Folk in Sandwick are preparing for a clean-up operation in the wake of damage caused by unprecedented levels of flooding during yesterday morning’s storm.
Sandsayre Pier appears to have been the worst-affected area when the east coast of Shetland was buffeted by surging seas overnight from Friday into Saturday.
Strong easterly winds, with gusts thought to have exceeded 75mph, combined with high tides to raise the water to the highest level Sandwick residents can remember.
The high tide peaked at around midday on Saturday, after which one resident said a lot of shingle and gravel from the top of the beach had been pushed back “nearly like a drift of snow”.
After the water receded, several roads in the South Mainland were partially blocked by debris, including those at Leebitton and Bigton.
Robert Bell of the Sandlodge estate said a “fairly sizeable chunk” of a dry stone wall surrounding his property had been washed away by the water, leaving rubble strewn across the garden.
The wall of a boat shed next to the Sandsayre pier was also badly damaged by heavy stones crashing into it.
Mr Bell discovered the destruction while out walking his dog on the other side of his house on Saturday morning. “Someone asked ‘have you seen the wall?’ I had a look and there it was.”
“A bit of it came down in the seventies, but certainly nothing on the scale that there was this time,” he said. “A huge section has come down – the water was just incredible.”
The wall forms part of a listed estate, so will “have to be rebuilt somehow”, but Mr Bell is not sure whether it will be covered by insurance.
Former Mousa ferry boatman Tom Jamieson said the renovated Sandsayre Pier thankfully appears to have survived the storm intact.
He has lived in the area for around 46 years and has seen “a fair bit” of flooding in that time, but this is “definitely the worst” he can recall.
“We’ve never seen the beach moved as much as yun,” Mr Jamieson said. “There was just so much water in here.
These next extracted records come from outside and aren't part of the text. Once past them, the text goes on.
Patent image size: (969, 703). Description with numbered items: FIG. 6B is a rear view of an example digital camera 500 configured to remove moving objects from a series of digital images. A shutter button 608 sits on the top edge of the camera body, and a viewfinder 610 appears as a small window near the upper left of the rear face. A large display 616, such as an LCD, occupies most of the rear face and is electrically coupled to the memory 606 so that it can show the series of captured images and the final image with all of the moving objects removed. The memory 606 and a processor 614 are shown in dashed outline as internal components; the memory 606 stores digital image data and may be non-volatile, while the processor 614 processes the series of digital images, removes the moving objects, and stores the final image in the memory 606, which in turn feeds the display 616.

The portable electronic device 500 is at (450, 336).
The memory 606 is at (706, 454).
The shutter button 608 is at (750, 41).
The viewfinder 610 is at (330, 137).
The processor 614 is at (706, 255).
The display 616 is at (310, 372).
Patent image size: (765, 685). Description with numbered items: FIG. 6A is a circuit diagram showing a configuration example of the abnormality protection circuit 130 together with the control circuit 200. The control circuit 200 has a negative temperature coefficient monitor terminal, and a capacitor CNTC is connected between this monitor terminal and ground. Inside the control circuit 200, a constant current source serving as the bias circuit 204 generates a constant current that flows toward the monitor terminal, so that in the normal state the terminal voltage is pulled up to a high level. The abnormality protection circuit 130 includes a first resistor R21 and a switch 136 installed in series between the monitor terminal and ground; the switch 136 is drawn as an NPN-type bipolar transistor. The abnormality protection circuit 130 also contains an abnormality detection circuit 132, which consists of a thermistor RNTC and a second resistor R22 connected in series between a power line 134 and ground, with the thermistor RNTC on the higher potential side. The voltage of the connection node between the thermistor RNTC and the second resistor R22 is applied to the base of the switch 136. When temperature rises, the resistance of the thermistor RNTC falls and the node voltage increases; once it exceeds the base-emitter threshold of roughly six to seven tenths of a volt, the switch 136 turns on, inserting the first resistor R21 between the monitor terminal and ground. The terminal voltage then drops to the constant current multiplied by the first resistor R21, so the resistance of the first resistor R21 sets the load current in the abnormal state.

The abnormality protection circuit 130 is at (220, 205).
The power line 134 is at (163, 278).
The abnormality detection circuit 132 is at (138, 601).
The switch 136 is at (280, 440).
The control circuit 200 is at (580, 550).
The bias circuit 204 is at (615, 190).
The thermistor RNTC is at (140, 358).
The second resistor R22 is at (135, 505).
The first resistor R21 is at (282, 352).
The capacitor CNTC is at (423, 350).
It was absolutely freak conditions, high tides, wind in a certain direction, huge seas coming up the sound.”
He continued: “It’s a terrible mess, the whole beach has been shifted nearly into the road, some of it. It’s going to take a big clearing up to get everything put back the way it was before. Looking out today [Sunday], it’s just beautiful – the difference from yesterday is incredible.”
Fair Isle weatherman Dave Wheeler said winds had averaged gale force eight to severe gale force nine overnight between Friday and Saturday.
He picked up maximum gusts of around 75mph in Fair Isle shortly after midnight, but said wind speeds battering the east coast of the Shetland Mainland “could well have been higher”.
Mr Wheeler said waves were crashing across the road linking the island’s North Haven and South Haven, littering it with stones and seaweed.
He said the pier’s breakwater was “almost completely hidden” because the tide was so high, but the ferry Good Shepherd and a couple of small motorboats survived unscathed.